The Office of Student Disability Services is raising awareness on campus in commemoration of Disability History and Awareness Month.
Jennifer Stollman, academic director of the William Winter Institute for Racial Reconciliation, gave a lecture Wednesday to students and faculty on, “How To Recognize, Interrupt and Respond To Microaggressions.”
Microaggression refers to any action that is “verbal, behavioral, environmental or sensory” and that conveys inferiority, according to Stollman.
“I don’t think that people intentionally want to commit microaggressions to people with different abilities, but they don’t know what they are, so we have to tell them,” Stollman said.
Stollman created an open forum that allowed students and staff to ask, respond and tell stories related to their experiences with microaggression. By examining how people should treat those who have different abilities, Stallman said she tried to explain how to focus on the person rather than the their disability.
Stollman suggested using ‘people-first language,’ as a way for people to combat their hesitance toward describing a person that have disabilities.
The forum included using phrases that refer to specific individuals as “people with disabilities or different abilities” as opposed to “disabled people,” or using “person with a cognitive diagnosis’” as opposed to a person with “brain damage.”
“I think it’s important for students, and also faculty and staff, to learn about the courtesy of how you interact with somebody,” Director of the Dr.

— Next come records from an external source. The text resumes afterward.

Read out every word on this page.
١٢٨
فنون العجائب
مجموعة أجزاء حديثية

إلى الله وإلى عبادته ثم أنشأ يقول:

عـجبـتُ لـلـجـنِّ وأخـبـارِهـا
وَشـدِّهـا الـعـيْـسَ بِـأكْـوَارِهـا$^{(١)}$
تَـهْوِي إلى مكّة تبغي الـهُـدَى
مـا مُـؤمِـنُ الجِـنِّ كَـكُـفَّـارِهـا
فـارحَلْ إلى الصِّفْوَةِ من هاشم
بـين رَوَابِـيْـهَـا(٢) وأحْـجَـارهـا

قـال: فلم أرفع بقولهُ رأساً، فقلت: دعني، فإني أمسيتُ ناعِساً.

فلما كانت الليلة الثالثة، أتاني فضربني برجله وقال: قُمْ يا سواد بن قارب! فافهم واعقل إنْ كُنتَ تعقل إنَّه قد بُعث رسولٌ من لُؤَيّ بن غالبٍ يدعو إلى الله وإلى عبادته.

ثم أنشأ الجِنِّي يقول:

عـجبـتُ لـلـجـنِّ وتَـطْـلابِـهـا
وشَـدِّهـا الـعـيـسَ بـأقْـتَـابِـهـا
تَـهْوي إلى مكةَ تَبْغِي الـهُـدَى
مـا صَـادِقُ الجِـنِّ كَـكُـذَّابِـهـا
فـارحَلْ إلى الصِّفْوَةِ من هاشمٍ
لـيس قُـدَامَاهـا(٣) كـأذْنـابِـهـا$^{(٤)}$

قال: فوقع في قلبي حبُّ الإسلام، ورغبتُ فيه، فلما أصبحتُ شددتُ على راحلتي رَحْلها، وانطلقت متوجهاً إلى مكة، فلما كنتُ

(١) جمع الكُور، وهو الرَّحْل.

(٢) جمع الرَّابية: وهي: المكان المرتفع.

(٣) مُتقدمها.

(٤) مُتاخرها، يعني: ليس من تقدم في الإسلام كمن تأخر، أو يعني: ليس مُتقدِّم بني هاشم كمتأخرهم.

Maxine Harper Center for Educational Research and Evaluation, Lori Wolff, said. “We all have these implicit biases and stereotypes we use, and some of us, because they are implicit, don’t realize that they’re coming out as microaggressions.”
Throughout the presentation, Stollman focused on the importance of apologizing. She said that sometimes people do not always realize when they commit a microaggression, so it is always a good idea to say sorry when they realize they have said something offensive.
“Sometimes they think they’re being well intentioned and compassionate, but they’re also being injurious,” Stollman said.